With May’s National Small Business Week providing an opportunity for business owners to reflect on opportunities to enhance their businesses, here are four key actions a business can take to help improve cash flow:
• Consider remote deposits. Remote deposits allow a business owner to deposit a check into an account from a remote location without having to physically deliver a check to the bank. Before remote checking, banks had to exchange physical checks – which often took a long time. Now they can send digital images of a check to another bank to accelerate the payment process. This is a fantastic way small-business owners can cut down on paperwork, disruption and maintain a free flow of capital. • Review your payroll process. Getting this right is crucial to your cash flow. Just as importantly, getting it wrong could impact your legal duties as an employer and affect the morale of your employees. Irrespective of your size, a structured payroll system not only streamlines your ability to maintain a regular and measured flow out of the firm but it also helps protect you from incurring fines from the IRS.

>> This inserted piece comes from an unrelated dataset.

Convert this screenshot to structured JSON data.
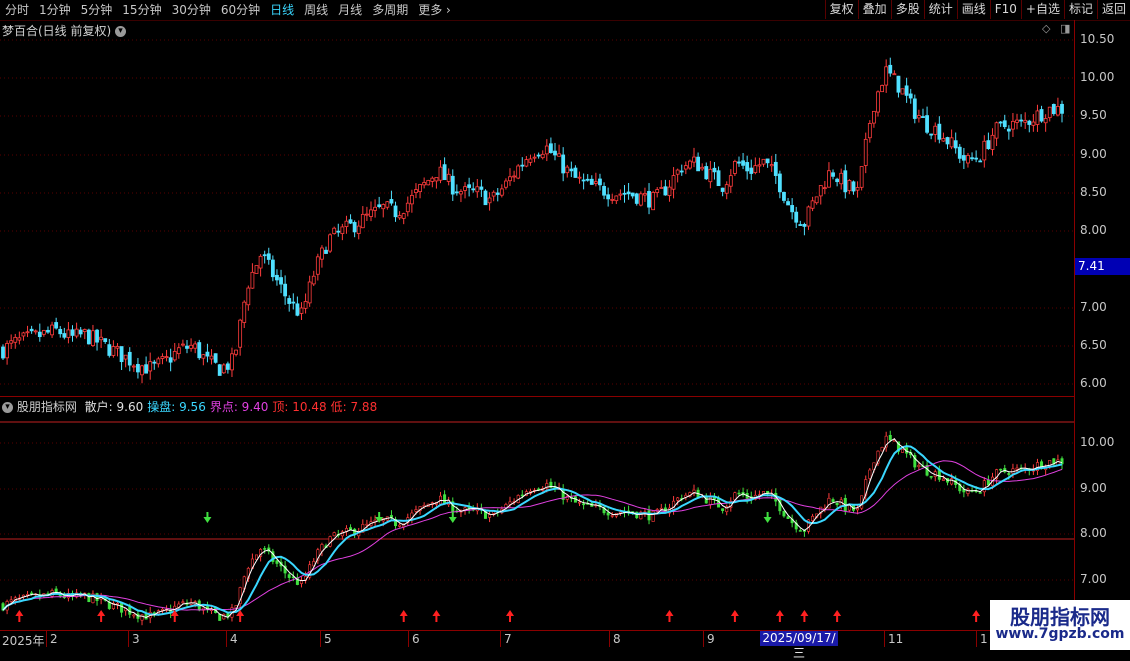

The U.S. Small Business Administration has put together 10 steps to help employers set up a structured payroll system
• Manage incoming and outgoing payments. It may seem obvious but you would be surprised at the number of businesses that don’t keep track of incoming and outgoing payments. You really don’t want to wake up one morning to a huge bill you had simply forgotten about, or complete a job but forget to get paid for it.
• Open a business credit card. You shouldn’t mix your personal expenses with business expenses or rely on your personal credit to qualify for business financing. If you need to grow and invest, the last thing you want is your personal credit holding you back. Keep it simple, keep it separate and don’t put your expansion plans in jeopardy. Opening a business credit card helps you to build credit for your business.
We congratulate small businesses across the country on what they are building, and commend them on their great contributions to the recovering economy. •


Quincy Miller is executive vice president and head of business and commercial enterprise banking sales at RBS Citizens Financial Group.